Calabrese also said there are practical concerns behind such a force outside of the Posse Comitatus Act. "It's also somewhat strange," he said. Calabrese wonders what would happen when SPF personnel get called up from wherever they're embedded to deploy overseas. "What happens to all the police work they're doing domestically?" he asked.
But the RAND report has more implications for the future of US foreign policy than it does about the militarization of police inside the United States. It signals that some defense and peace intellectuals believe that the United States will continue to intervene in fragile and failing states. After listing the stability operations that the United States has participated in since the end of the cold war - Panama (1989), Somalia (1992), Haiti (1994), Bosnia (1995), Kosovo (1999), Afghanistan (2001), Iraq (2003)and Haiti again in 2004 - the RAND report notes this trend will continue. "There are several countries where the United States could become engaged in stability operations over the next decade, such as Cuba and Sudan," according to the report.
While an SPF could be part of a multilateral response directed by the United Nations, the RAND report also imagines times when the United States will need an SPF to restore security and order in another country because it has acted unilaterally. "While there may be times in which allies make important contributions, to do so would be to limit US freedom of action on the international stage."
Robert Perito, a senior program officer at the United States Institute of Peace and the author of "Where Is the Lone Ranger When We Need Him? America's Search for a Post Conflict Security Force", believes a stability police force is necessary, especially after the looting and rioting that occurred in Baghdad after the US invasion of 2003. If the United States was able to prevent that disaster, the Iraq campaign could have gone differently.
"We have a proven need for a capacity that would makes things better if it existed," Perito said. "We refuse to do it and we keep ending up with a negative result."
The United States, however, once did have some of the capabilities of a SPF, said Perito until Congress scuttled it in 1974. The US Agency for International Development (USAID) once trained foreign police officers at the International Police Academy in Washington, DC. In a recently released paper from the PKSOI, retired US Army Col. Dennis Keller explains why Congress eventually ended US assistance to foreign police and closed the academy.

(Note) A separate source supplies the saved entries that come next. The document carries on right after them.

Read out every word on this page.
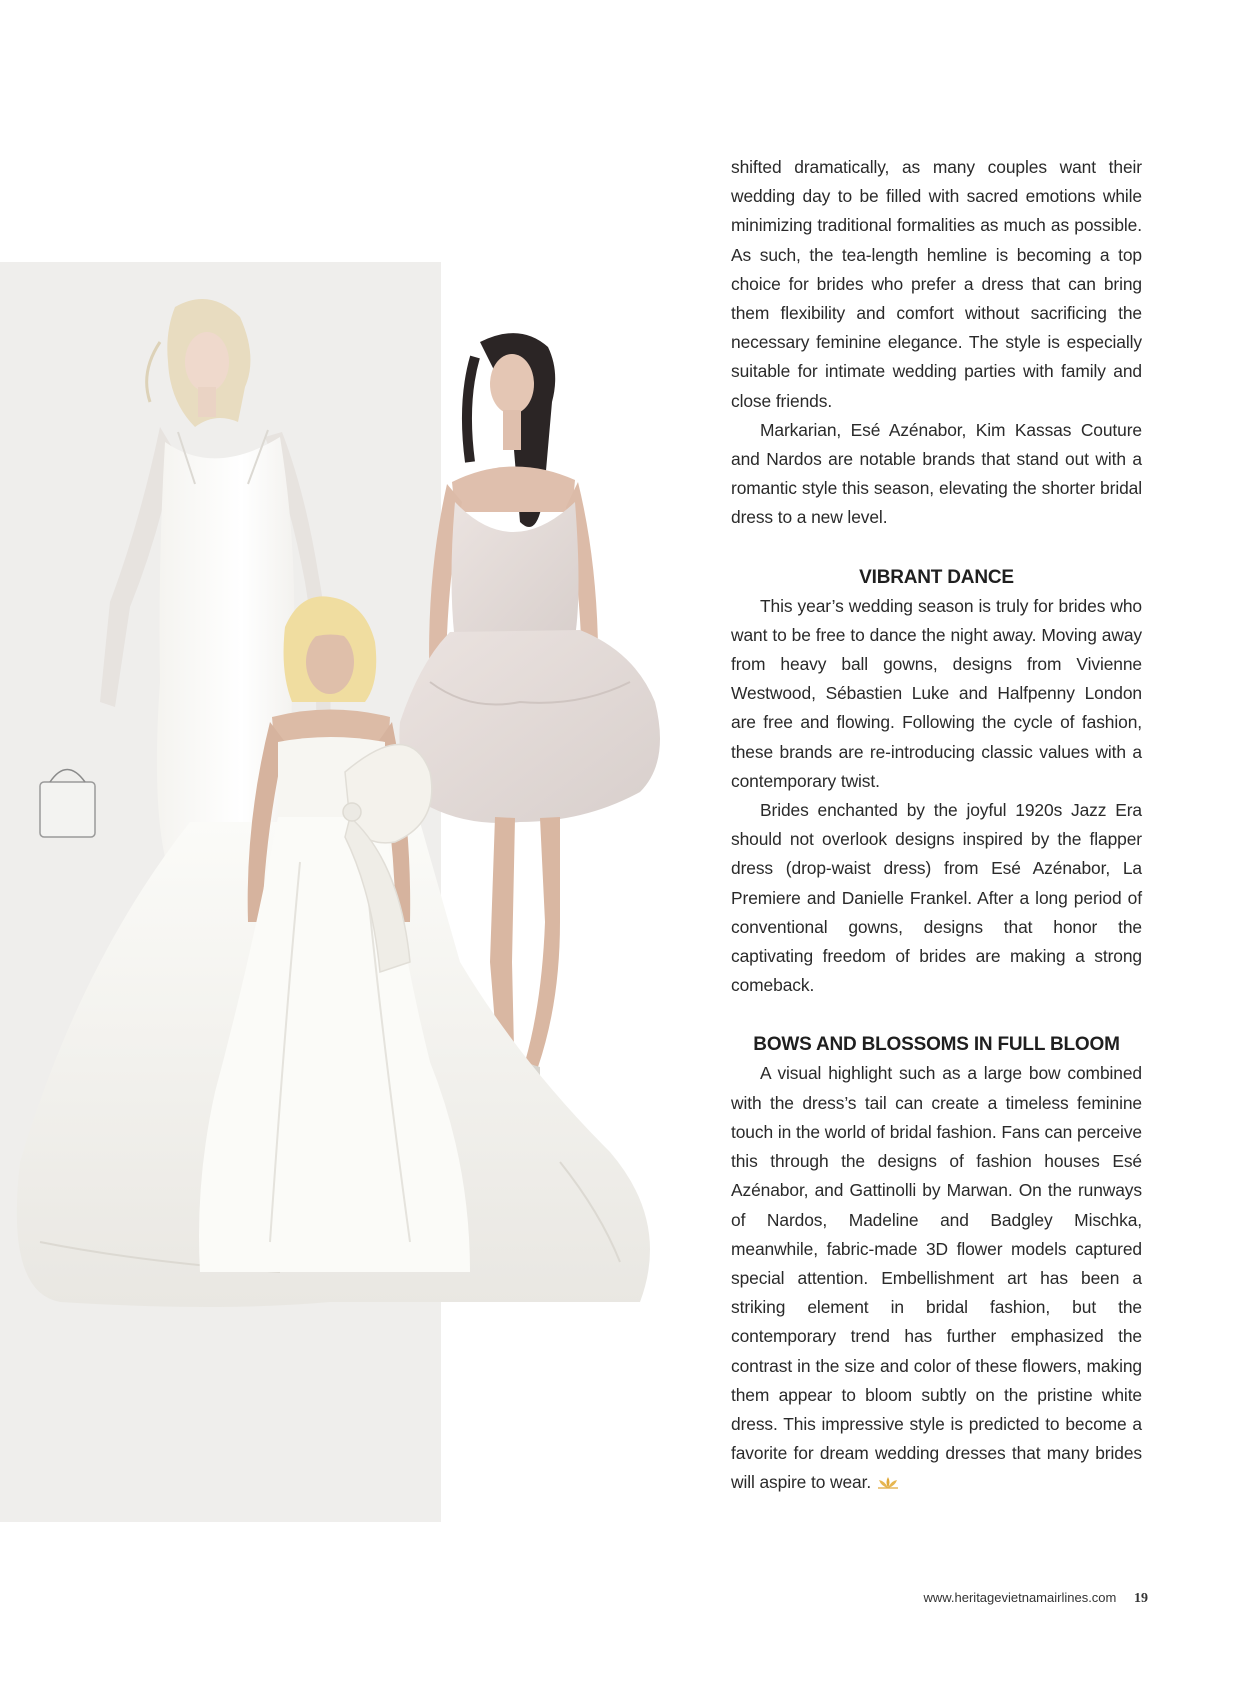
shifted dramatically, as many couples want their wedding day to be filled with sacred emotions while minimizing traditional formalities as much as possible. As such, the tea-length hemline is becoming a top choice for brides who prefer a dress that can bring them flexibility and comfort without sacrificing the necessary feminine elegance. The style is especially suitable for intimate wedding parties with family and close friends.

Markarian, Esé Azénabor, Kim Kassas Couture and Nardos are notable brands that stand out with a romantic style this season, elevating the shorter bridal dress to a new level.

VIBRANT DANCE

This year’s wedding season is truly for brides who want to be free to dance the night away. Moving away from heavy ball gowns, designs from Vivienne Westwood, Sébastien Luke and Halfpenny London are free and flowing. Following the cycle of fashion, these brands are re-introducing classic values with a contemporary twist.

Brides enchanted by the joyful 1920s Jazz Era should not overlook designs inspired by the flapper dress (drop-waist dress) from Esé Azénabor, La Premiere and Danielle Frankel. After a long period of conventional gowns, designs that honor the captivating freedom of brides are making a strong comeback.

BOWS AND BLOSSOMS IN FULL BLOOM

A visual highlight such as a large bow combined with the dress’s tail can create a timeless feminine touch in the world of bridal fashion. Fans can perceive this through the designs of fashion houses Esé Azénabor, and Gattinolli by Marwan. On the runways of Nardos, Madeline and Badgley Mischka, meanwhile, fabric-made 3D flower models captured special attention. Embellishment art has been a striking element in bridal fashion, but the contemporary trend has further emphasized the contrast in the size and color of these flowers, making them appear to bloom subtly on the pristine white dress. This impressive style is predicted to become a favorite for dream wedding dresses that many brides will aspire to wear.

www.heritagevietnamairlines.com 19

"Congress's growing opposition to USAID's police training and assistance programs peaked in 1973, the concern being that police trainers had allegedly approved, advocated, or taught torture techniques to civilian police in some countries, which in turn had damaged the image of the United States," Keller writes. While other departments like Homeland Security, Justice and State do train foreign police, Keller notes there is no SPF capacity and that the training is a bureaucratic maze, carried out by large contract police trainers, like DynCorp and MPRI in Iraq and Afghanistan.
He, like Perito, however, believes the United States needs a centralized, government-led policing capacity to restore order in a fragile and failing state before terrorist or criminal organizations fill the power vacuum and then transition to training police forces to carry out their public safety duties.
Perito says four federal agencies entities have recently put forth proposals to create stability police forces to deploy overseas. He said two of those agencies were federal law enforcement entities, but would not name them, although he said one does have personnel in Iraq.
"These are serious federal agencies," he said. "I don't have much of a fear that this is going to turn into a rogue force that goes wandering around getting into trouble."
Perito, however, is skeptical there is any real movement to create an SPF from the upper echelons of the US government. "I don't think this is on the president's agenda," he said.
"From my perspective, I really wish it was true, that this was moving forward at a rapid clip," Perito said. "But I don't think it's imminent."